Auvillar va réfléchir « autour de l’accueil des animaux d’accompagnement ».
Il est très utile, quand on pèlerine à cheval ou accompagné d'un âne, de pouvoir trouver un point d’eau, des anneaux judicieusement placés non loin d’un bar ou d’une épicerie, voire un pré proche d'un gîte pour la nuit. Mais réfléchit vraiment à ce genre de compagnon ?
« les chemins de Compostelle offrent un terrain formidable pour nourrir nos imaginaires et ceux des artistes » ; les artistes « jouent avec les chemins de Compostelle » et proposent de les « faire danser ».
« Cette aventure artistique et humaine est passionnante, commente Nils Brunet, directeur de l’AFCC, partenaire de ce projet. Ces œuvres invitent les randonneurs au long cours, comme les habitants et les visiteurs, à ressentir les paysages traversés, le temps d’une pause. […]Avec ces réalisations installées là où on ne les attend pas, les pèlerins pourront découvrir sept lieux d’étonnement. De nouvelles balises dans le paysage jacquaire, qui accompagneront avec bonheur leur cheminement ! »
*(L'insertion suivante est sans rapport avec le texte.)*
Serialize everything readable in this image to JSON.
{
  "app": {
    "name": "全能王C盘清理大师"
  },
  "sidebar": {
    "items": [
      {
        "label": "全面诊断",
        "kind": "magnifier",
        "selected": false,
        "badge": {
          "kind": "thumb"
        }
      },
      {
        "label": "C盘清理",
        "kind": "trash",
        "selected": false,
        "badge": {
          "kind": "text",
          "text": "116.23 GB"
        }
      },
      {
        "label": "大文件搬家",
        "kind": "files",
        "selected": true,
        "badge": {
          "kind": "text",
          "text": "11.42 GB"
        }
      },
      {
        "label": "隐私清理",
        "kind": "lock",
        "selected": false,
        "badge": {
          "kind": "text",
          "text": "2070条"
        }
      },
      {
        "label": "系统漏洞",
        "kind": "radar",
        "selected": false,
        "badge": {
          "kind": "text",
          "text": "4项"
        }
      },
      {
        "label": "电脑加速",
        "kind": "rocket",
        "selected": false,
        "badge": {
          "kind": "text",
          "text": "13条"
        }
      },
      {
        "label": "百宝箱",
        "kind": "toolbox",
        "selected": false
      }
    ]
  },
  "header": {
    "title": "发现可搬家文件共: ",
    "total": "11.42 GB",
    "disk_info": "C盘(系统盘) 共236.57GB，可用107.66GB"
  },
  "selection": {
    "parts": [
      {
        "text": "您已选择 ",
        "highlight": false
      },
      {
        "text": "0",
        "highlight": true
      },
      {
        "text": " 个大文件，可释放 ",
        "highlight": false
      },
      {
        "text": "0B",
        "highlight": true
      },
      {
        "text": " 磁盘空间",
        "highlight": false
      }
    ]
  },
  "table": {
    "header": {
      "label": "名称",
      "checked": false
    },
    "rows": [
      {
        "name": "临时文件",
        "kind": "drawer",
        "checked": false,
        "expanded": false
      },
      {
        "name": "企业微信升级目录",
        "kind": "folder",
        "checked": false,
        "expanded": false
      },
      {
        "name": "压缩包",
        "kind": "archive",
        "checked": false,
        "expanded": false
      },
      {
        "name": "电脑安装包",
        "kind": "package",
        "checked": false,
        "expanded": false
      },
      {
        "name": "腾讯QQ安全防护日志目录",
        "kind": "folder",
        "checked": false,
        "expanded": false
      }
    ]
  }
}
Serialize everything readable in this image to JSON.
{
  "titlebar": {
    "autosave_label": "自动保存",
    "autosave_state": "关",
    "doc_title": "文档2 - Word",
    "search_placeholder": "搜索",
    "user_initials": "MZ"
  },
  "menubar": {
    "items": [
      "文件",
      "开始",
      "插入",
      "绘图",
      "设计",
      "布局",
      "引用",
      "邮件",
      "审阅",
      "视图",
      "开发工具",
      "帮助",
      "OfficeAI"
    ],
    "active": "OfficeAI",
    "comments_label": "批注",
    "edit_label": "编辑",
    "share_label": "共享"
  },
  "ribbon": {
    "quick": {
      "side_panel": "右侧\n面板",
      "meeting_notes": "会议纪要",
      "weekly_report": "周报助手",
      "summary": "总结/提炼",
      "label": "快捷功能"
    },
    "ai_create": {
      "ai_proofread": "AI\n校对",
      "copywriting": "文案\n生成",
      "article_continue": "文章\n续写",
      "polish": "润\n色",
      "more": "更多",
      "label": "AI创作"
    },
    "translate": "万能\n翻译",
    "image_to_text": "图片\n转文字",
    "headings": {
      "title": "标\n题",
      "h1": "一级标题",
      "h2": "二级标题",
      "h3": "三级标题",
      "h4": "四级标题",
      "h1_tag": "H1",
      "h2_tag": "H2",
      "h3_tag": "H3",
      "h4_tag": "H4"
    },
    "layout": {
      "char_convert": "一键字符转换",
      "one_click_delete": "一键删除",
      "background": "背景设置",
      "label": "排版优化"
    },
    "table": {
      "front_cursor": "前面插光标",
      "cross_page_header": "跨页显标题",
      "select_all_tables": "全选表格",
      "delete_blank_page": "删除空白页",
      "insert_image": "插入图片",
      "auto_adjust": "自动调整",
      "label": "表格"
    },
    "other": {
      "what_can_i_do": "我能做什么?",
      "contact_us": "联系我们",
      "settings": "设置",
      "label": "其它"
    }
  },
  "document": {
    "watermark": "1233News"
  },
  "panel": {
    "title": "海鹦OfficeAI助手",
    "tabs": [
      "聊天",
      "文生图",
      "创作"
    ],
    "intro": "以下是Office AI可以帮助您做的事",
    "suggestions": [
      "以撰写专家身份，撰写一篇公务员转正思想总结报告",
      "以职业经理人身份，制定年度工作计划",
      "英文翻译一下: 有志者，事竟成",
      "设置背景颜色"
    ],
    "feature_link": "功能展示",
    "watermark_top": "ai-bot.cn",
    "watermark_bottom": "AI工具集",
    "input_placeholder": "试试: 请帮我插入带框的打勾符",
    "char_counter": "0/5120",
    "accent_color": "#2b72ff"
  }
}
La Chambre d’or à Golinhac (Aveyron)
Une cabane en bois à Livinhac-le-Haut (Aveyron)
La Citerne-lit, à Felzins (Lot). Voir le site Derrière le Hublot
Super-Cayrou, à Gréalou (Lot)
La citerne de Felzins est ouverte sur réservation, jusqu’au 31 août. Elle offre tout confort, lit double de 160 cm, petit déjeuner servi pour 89 € la nuit.
De nouvelles balises dans le « paysage jacquaire »
Et pour bientôt, sont promis des « nichoirs à chants » à base d’enregistrements sonores.
Devant ces nouvelles interprétations du chemin de Compostelle ne conviendrait-il pas de définir ce que d’aucuns appellent aujourd’hui le « paysage jacquaire » ?
Cette idée de « paysage jacquaire » apparaît déjà lors de la justification de l’inscription à l’UNESCO, surprenante, du dolmen de Pech-Laglaire à Gréalou :
« Il est un des éléments immuables du paysage traversé par les pèlerins venant du Puy ».
Si c’était possible, il devrait être pavé de coquilles pensais-je avant une nouvelle découverte. Le refuge-coquille est déjà en projet. Pour une oeuvre d'art-refuge en devenir une grande collecte de coquilles Saint-Jacques est lancée. Il en faut 15000 !
Des bénévoles dans le « paysage jacquaire » !
Ce sont eux les dinosaures qui ont fait des chemins ce qu’ils sont aujourd’hui. Parfois, ils ont abandonné, mais certains s’accrochent et y croient encore.
Ainsi, les pèlerins de Menton membres de l’association PACA ont construit un oratoire sur la frontière franco-italienne. Daniel Sénejoux, responsable du Patrimoine, nous écrit :
« Pour obtenir l’autorisation de construire nous avons développé, simplement et précisément, en les adaptant à peine, les arguments énoncés par le Conseil de l’Europe en 1987, que j’ai lus ensuite sur la lettre 137. La réaction du Conseil municipal a été immédiate et positive avec l’ajout, spontané d’un banc et d’un point d’eau, ainsi qu’une végétalisation du site.
Menton, point de départ en France des Chemins de Saint-Jacques-de-Compostelle et de Rome, pourrait tout-à-fait se revendiquer « Commune Halte-Chemins de Compostelle en France, comme celles de Blaye ».
Et maintenant quelles perspectives ?
Ce n’était pas la vocation de l’Institut qui déjà préparait d’autres itinéraires.
Comment le gérer dans le respect de ce qu'il devait symboliser ?
L’Unesco peut-elle se satisfaire d’une gestion basée sur l’utilisation du pèlerin comme appât pour les touristes et faisant place à des marchands de tous poils ?
Quelle place pour l’ensemble des bénévoles acteurs de l’animation des chemins ?
Les questions sont posées, elles dépassent le cadre de ces lettres.